1.The World’s Oldest Surviving Song was Performed About 3,400 Years Ago;

Have you ever wondered what the oldest song in the world is? The fact is, with such a long history, much of it lost, we’ll never know. But what we do know is that the oldest surviving song is the Hurrian Hymn Text H6. French archaeologists discovered Twenty-six clay tablets containing text in the ancient Syrian city of Ugarit in the early 1950s. They appear to include “a complete cult hymn and is the oldest preserved song with notation in the world.”

2. Some Instruments are Much Older That You Think;

What we think of as a flute is usually made of metal by a machine. But they are much older than they let on. In fact, the oldest surviving musical instruments are all flutes, some carved from bird bones, others from mammoth ivory. Discovered in a stone-age cave in Germany in 2012, these flutes are thought to be at least 42,000 years old! That means they were already a part of music history when the Hurrian Hymns were carved into their clay tablets!

3. The King of Rock n’ Roll is the World’s Best Selling Solo Artist;

Despite being relatively new in annuls of music history and relatively dated by today’s pop-culture standards, Elvis Presley remains the King. Despite the music industry he ruled over being 60 or 70 years past, his popularity has not faded. With over 1 billion sales worldwide, the King of Rock n’ Roll is the undisputed best-selling solo artist.

Although some younger music lovers may consider Elvis and his music old-fashioned, the wider music-listening audience is still smitten!

4. “Bohemian Rhapsody” is the Most-Streamed Song From the 20th Century;

If you had to guess which song released in the 20th Century was the most-streamed, Queen’s “Bohemian Rhapsody” might be an obvious choice–but it would also be the right one! Originally released in 1975, it reached the top spot on the UK charts for the first that same year. And then, following the unfortunate death of Freddy Mercury, it reached the top again in 1991. Its popularity and place in popular culture has only grown in the 30+ years since then, reaching over 2.5 billion streams on Spotify alone.

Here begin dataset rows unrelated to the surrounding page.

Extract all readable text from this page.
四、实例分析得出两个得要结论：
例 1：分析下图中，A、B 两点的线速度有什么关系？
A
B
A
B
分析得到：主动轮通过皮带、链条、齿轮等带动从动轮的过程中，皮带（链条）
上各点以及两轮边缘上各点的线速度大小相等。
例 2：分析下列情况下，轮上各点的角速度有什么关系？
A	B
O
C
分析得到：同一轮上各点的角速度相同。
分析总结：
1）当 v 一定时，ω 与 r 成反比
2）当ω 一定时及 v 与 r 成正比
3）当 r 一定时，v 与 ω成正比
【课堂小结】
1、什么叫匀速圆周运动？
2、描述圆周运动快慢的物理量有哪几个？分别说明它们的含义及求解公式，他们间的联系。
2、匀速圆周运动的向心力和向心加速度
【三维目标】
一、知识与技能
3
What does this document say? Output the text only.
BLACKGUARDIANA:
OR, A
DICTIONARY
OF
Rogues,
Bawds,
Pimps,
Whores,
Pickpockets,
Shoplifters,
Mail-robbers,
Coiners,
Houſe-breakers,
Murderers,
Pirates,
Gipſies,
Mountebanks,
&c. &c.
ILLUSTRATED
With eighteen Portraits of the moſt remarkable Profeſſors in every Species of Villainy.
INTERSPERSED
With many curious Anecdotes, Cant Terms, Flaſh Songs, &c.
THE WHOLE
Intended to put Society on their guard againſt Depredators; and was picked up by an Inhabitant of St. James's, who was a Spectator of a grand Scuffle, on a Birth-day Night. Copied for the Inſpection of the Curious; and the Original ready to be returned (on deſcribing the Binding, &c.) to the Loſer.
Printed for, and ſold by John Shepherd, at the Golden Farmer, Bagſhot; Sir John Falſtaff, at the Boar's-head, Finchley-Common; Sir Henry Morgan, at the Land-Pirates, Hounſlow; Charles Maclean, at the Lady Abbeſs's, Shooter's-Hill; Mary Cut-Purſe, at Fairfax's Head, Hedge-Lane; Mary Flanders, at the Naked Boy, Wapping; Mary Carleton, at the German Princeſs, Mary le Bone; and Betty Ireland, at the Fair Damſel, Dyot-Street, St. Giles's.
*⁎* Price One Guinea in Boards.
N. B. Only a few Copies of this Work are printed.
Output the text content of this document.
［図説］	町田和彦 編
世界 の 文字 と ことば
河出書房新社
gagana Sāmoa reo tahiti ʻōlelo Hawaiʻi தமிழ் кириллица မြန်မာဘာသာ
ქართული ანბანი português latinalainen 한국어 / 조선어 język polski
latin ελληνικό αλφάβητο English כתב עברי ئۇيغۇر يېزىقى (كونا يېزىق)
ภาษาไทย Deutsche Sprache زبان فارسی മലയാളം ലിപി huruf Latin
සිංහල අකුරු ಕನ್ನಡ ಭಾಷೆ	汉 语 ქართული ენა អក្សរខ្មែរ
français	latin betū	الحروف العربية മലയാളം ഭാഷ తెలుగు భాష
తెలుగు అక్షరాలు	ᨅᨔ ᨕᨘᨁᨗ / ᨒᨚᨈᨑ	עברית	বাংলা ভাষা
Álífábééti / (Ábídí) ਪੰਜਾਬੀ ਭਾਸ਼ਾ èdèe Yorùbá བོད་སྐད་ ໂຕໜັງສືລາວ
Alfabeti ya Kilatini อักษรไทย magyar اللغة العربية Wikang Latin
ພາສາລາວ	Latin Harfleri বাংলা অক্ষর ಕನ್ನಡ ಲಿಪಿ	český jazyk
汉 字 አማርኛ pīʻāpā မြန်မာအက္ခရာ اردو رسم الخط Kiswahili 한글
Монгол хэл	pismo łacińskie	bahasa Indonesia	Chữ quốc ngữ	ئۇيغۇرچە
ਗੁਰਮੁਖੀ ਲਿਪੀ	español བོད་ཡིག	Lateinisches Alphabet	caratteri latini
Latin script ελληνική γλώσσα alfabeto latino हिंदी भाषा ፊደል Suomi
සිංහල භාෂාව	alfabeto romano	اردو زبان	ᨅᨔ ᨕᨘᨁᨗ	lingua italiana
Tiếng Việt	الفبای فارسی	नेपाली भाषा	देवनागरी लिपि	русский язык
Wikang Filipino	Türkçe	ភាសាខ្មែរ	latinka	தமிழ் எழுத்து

5. Franz Schubert Was So Busy, He Forgot His Own Work

Schubert once told a friend, “I compose every morning. When I finish one piece, I start another.”

With that mentality, he composed more than 600 songs before he passed away at only 31. Between his first song, in March 1811, and his last, written in October 1828, he averaged about three songs per month. He also composed mountains of orchestral, chamber, piano, churn, and opera music. Being so busy, you might ask how he kept track of it all. The simple answer is he didn’t. When Schubert’s friend, singer, and fellow composer Johann Michael Vogl gave the first performance of many of Schubert’s songs, he included one he especially liked. However, the song was in a high key he found uncomfortable. So, Vogl had it transposed and hired a copyist to prepare a new manuscript. A few weeks later, he performed it for Schubert. Schubert loved it and exclaimed, “That’s a good song. Who wrote it?”

Weird Music History

The “Sweet Child o ‘Mine ” riff is a guitar exercise

Everyone thinks that the “Sweet Child o ‘Mine” riff is the fruit of Slash’s elaborate ingenuity. In reality, the riff was born out of a guitar exercise that aimed to jump the strings. Slash was just warming up his fingers! Axl Rose was listening and started singing over him using the text of a poem he had written to his girlfriend at the time. An interesting curiosity: Axl’s exclamation “Where do we go now?” it was meant literally, as he didn’t know how to proceed with the text.